Perhaps the most interesting revelation has to do with the nature of the donations received by Republican Secretary of State Kris Kobach. Although arguably the best known of the candidates, three Republicans raised more money in 2017 than Kobach did. Much has been made of this. The numbers follow:
Lt. Gov. Jeff Colyer: $632,068
Insurance Commissioner Ken Selzer: $427,762 (plus $285,700 of self-cash)
Mark Hutton, Wichita businessman: $381,636 (plus $200,000 of self-cash)
Secretary of State Kris Kobach: $354,732
Ed O’Malley, CEO of Kansas Leadership Center: $211,788
Wink Hartman, oil and gas exec: $120,000 (plus $1.68 million of self-cash)
Jim Barnett, Emporia physician: $59,645 (plus $505,000 of self-cash)
Kobach has easily received more of what insiders call “earned media”–that is, media attention that the candidate does not pay for–than any of other candidates. Much of that coverage has been national, and most local and national coverage has been negative. The inference has been that Kobach is the candidate of choice of the national Republican elite. The numbers on giving suggest just the opposite.
Some 90 percent of Kobach’s money has come from within Kansas. The map is difficult to assess on this subject, but he appears to have more individual donors than other Republican candidates. By contrast, it is Lt.
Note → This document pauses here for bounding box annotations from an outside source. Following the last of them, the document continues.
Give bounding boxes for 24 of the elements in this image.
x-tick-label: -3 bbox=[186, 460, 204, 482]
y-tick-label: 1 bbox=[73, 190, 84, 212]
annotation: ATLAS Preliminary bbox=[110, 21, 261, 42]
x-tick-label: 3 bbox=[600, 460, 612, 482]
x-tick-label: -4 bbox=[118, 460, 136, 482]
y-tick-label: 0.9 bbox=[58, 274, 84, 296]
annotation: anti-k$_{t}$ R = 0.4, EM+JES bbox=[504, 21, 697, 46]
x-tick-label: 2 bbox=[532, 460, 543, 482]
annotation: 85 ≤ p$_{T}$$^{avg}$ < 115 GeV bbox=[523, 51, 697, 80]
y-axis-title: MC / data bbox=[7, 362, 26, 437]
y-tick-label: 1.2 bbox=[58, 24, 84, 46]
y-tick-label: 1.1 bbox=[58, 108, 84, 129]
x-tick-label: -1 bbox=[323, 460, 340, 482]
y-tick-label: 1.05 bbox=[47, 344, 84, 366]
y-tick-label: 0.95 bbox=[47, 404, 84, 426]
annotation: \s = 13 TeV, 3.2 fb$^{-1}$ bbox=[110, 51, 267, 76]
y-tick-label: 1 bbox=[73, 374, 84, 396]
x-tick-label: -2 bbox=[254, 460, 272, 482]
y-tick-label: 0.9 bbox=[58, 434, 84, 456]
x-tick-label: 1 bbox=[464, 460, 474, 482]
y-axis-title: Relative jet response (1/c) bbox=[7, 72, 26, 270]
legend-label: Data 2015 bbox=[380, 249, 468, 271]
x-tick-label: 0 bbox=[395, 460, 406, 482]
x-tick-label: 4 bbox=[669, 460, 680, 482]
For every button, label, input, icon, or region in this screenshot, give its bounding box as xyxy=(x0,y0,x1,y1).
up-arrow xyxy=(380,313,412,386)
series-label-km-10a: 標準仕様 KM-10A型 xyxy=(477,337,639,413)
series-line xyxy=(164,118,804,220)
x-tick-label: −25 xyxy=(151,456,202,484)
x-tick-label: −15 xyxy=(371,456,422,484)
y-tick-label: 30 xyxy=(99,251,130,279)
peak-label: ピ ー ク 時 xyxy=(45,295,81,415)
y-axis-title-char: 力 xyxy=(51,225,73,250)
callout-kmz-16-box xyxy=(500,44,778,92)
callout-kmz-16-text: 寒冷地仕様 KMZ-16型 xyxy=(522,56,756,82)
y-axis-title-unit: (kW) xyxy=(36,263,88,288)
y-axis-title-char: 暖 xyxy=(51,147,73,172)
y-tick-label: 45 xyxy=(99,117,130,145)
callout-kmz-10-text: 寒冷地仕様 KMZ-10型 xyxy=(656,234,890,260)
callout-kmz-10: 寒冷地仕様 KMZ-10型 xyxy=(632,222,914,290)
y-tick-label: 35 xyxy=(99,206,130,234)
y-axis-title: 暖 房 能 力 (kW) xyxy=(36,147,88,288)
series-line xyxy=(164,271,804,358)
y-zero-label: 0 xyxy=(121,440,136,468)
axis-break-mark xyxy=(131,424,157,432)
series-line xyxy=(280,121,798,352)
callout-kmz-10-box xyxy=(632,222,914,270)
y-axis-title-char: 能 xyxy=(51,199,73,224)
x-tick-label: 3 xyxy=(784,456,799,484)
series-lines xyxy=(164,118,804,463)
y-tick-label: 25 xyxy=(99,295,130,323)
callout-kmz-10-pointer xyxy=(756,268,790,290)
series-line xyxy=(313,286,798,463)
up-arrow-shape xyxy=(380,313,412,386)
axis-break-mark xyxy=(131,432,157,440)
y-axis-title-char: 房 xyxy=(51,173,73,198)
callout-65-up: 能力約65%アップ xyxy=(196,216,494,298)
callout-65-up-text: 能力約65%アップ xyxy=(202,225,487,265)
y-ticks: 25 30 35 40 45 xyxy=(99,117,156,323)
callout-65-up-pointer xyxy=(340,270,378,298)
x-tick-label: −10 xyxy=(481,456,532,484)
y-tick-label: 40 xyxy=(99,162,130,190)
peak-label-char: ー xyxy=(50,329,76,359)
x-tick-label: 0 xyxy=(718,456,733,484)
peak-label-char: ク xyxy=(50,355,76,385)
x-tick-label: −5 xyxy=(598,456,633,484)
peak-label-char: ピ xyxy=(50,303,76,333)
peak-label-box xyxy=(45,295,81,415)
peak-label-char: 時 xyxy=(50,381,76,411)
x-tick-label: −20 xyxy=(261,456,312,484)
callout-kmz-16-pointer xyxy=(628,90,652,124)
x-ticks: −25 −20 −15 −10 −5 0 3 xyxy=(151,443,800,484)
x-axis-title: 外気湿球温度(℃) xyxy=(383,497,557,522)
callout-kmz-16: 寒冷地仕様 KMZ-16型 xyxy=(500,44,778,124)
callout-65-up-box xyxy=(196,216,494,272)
Gov. Jeff Colyer who has benefitted most from the giving of individuals and firms in an around the District of Columbia.
Independent candidate Greg Orman has raised nearly $100,000 more than Kobach, but Kobach has many more Kansas-based donors than Orman. In the Kansas City area, he has twice as many. Orman is particularly strong in California.
The Democrat have fallen far behind both Orman and the Republicans:
Josh Svaty: $192,545
Sen. Laura Kelly: $155,692
Rep. Jim Ward: $89,534 (plus $1,000 of self-cash)
Carl Brewer: $45,470
Indeed, the numbers on giving suggest that at some point Democrat party leaders may decide, as they did in the 2014 Senate race, to withdraw their candidate and let Orman go head to head against the Republican.